Sentirse persona

Autor: María del Carmen Fernández

 

 

Cuando libero los frenos de mi silla de ruedas y salgo de casa, acompañada de una amiga,  para realizar un trámite o alguna compra particular, suelo sentir que ciertas personas me ignoran o se confunden.

Me gusta mirar las vidrieras antes de ingresar a un local porque me atrae la creatividad del ser humano y me sorprende su capacidad de renovación constante. Siempre me tomo mi tiempo y desde fuera, noto que el vendedor me observa con cara de hombre serio. Lo miro, dudo y me pregunto qué estará pensando. Cuando  al ingresar al  negocio, saludo con mis “buenos días” se me responde cordialmente pero mirando a mi acompañante, e invariablemente se le pregunta a ella que desea, como si yo fuera llevada de “ adorno”.

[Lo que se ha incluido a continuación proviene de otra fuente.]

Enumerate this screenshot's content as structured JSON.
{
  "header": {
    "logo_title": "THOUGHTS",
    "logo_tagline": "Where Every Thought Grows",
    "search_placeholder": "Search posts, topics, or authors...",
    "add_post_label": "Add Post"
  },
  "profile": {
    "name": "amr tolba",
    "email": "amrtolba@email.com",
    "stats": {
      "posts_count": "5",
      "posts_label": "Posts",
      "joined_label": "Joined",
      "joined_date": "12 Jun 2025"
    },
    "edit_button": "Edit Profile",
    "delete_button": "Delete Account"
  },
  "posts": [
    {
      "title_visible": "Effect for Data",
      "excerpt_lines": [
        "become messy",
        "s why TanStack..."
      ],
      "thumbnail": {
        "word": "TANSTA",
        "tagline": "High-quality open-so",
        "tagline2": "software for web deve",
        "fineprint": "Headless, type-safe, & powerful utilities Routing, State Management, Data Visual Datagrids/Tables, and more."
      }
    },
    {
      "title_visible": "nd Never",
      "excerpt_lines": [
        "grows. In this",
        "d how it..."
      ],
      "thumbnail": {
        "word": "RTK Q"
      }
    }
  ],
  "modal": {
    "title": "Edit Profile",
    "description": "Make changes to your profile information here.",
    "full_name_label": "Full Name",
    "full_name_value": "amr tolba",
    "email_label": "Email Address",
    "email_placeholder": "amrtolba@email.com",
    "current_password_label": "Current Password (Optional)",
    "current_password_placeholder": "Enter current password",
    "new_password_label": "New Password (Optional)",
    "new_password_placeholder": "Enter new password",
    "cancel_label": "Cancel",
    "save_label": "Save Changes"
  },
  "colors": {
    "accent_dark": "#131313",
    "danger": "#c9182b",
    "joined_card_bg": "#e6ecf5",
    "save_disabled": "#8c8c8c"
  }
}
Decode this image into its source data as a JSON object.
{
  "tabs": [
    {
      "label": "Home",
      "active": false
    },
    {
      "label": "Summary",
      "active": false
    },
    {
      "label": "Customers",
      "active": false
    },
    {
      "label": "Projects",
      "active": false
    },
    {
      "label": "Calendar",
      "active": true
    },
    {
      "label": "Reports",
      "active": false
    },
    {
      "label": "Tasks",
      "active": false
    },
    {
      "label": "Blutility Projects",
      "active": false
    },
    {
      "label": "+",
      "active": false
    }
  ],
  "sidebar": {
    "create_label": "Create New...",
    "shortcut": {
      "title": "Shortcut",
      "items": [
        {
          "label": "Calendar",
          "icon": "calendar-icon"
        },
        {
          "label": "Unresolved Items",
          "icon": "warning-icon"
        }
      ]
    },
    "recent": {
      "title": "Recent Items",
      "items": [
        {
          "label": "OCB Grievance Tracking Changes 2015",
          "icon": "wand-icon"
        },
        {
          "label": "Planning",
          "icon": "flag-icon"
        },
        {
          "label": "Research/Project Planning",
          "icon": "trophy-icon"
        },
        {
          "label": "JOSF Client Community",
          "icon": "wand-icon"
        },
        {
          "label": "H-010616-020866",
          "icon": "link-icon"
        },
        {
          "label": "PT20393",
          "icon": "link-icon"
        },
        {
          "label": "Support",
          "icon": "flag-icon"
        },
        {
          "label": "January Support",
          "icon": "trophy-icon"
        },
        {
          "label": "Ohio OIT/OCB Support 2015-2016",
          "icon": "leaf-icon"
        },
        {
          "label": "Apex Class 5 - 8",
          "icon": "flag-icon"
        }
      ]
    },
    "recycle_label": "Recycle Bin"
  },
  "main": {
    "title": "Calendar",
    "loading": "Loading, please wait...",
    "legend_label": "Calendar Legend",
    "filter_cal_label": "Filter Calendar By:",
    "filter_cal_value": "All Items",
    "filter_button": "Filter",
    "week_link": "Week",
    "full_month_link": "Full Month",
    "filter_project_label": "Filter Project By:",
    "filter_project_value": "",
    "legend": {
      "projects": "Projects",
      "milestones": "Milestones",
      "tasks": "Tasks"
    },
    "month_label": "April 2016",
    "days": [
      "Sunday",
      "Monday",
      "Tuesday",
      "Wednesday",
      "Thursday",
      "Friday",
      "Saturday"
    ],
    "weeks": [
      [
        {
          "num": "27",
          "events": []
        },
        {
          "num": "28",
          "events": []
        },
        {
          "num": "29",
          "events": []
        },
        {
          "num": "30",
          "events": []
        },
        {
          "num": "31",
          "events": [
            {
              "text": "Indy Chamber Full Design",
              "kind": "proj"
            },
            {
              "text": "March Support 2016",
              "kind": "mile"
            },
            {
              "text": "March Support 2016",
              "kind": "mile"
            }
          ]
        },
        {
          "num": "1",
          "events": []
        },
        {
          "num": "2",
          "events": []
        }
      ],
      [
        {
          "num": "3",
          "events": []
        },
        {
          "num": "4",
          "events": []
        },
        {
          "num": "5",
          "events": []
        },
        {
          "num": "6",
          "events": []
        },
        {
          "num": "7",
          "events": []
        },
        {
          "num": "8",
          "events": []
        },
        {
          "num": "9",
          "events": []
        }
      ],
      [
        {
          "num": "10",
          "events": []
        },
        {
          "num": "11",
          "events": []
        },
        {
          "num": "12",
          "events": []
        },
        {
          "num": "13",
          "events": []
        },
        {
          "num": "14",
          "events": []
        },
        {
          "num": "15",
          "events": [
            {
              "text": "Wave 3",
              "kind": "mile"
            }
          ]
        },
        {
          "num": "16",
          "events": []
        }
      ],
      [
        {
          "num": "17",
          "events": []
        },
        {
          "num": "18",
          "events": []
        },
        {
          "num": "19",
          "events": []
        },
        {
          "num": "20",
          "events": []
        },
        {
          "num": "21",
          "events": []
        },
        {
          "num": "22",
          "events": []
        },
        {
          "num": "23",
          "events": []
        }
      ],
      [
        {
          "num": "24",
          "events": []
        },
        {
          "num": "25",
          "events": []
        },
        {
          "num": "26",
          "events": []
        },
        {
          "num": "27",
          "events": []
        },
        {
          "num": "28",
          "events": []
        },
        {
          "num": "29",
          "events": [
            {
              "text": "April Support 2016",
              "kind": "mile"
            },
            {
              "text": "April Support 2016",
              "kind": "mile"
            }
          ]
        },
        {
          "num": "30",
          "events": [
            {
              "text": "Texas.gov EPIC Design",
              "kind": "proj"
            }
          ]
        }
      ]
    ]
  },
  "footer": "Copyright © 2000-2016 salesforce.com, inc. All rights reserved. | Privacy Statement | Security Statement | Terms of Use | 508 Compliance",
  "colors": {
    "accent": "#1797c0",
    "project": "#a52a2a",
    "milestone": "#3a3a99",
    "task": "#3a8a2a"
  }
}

Recuerdo que en una oportunidad, necesitaba ir a un negocio de  electricidad que está sobre una avenida importante en la zona de capital donde vivo. La joven que me acompañaba  abrió una de las dos hojas de la puerta para que pudiéramos entrar al lugar. No había terminado de realizar esta acción cuando la dueña del local, salió del mostrador y reteniendo la puerta, casi cortándome el paso, me preguntó secamente que deseaba.  No entendí bien su actitud pero me di cuenta que le estorbaba mi presencia. Algo le irritaba. Entonces, con una sonrisa le contesté: “vengo a comprar...” y ella amablemente se disculpó diciéndome que estaba cansada de los que vienen a  pedir.

En ambos casos existe una desvalorización hacia mi persona y por derivación hacia la discapacidad de la persona con movilidad reducida. Parecería que hay un prejuicio ante nuestra imagen, como si fuésemos algo contagioso u horroroso. Quizás no piensan que en un instante, haya más posibilidad de que una  persona que está físicamente bien deje de caminar a que yo vuelva a hacerlo.

 Por otro lado, se nota la falta de comprensión para entender que una silla de ruedas no es más que un par de zapatos distinto con el cual la persona con discapacidad se desplaza de una forma diferente y que esto no la anula como ser humano. Me parece que esta situación tampoco debe originar compasión porque sé de muchas personas que pueden utilizar sus dos piernas y sin embargo sus sufrimientos no les permiten caminar por la vida sin ese dolor, que no se ve o está  disfrazado.

En tanto, gracias a Dios, no todos los que estamos en silla de ruedas preferimos pedir en vez de trabajar. Creo que de nuestra parte la elección es personal. La carencia de  proyectos nos puede hacer nadar en aguas estancadas. Si elegimos el camino con menos esfuerzos puede ser más fácil  pero a la larga, termina destruyendo los valores que tenemos. Logrando que nuestras vidas sean manejadas por los otros. Desde elegir nuestra ropa a decirnos siempre lo que debemos hacer.

Reconozco que algunos fuimos sobreprotegidos y muchas veces, nos cuesta tomar decisiones y asumirlas, sin tener la  sensación de que producimos lástima. Pero en este tiempo de la cibernética si estás “tildado” hay que hacer un “clic” para cambiar de programa como de modo de vida. Sentir que aún estando en silla de ruedas somos personas con criterio propio.  Hay responsabilidades que nosotros podemos asumir y que no debemos dejar que otros nos suplanten. Podemos ayudar a mejorar nuestra ciudad en cuanto y en tanto asistamos a lugares públicos: negocios, bancos, oficinas,  demostrando que sus instalaciones son adecuadas o no para nosotros. Si no podemos entrar por las barreras arquitectónicas, tenemos que hacerlo saber al lugar que corresponda. Entonces si, la sociedad se habrá acostumbrado a vernos con una mirada positiva, descubriendo que seguimos siendo personas comunes que pueden elegir,  deambulando  “sobre ruedas”.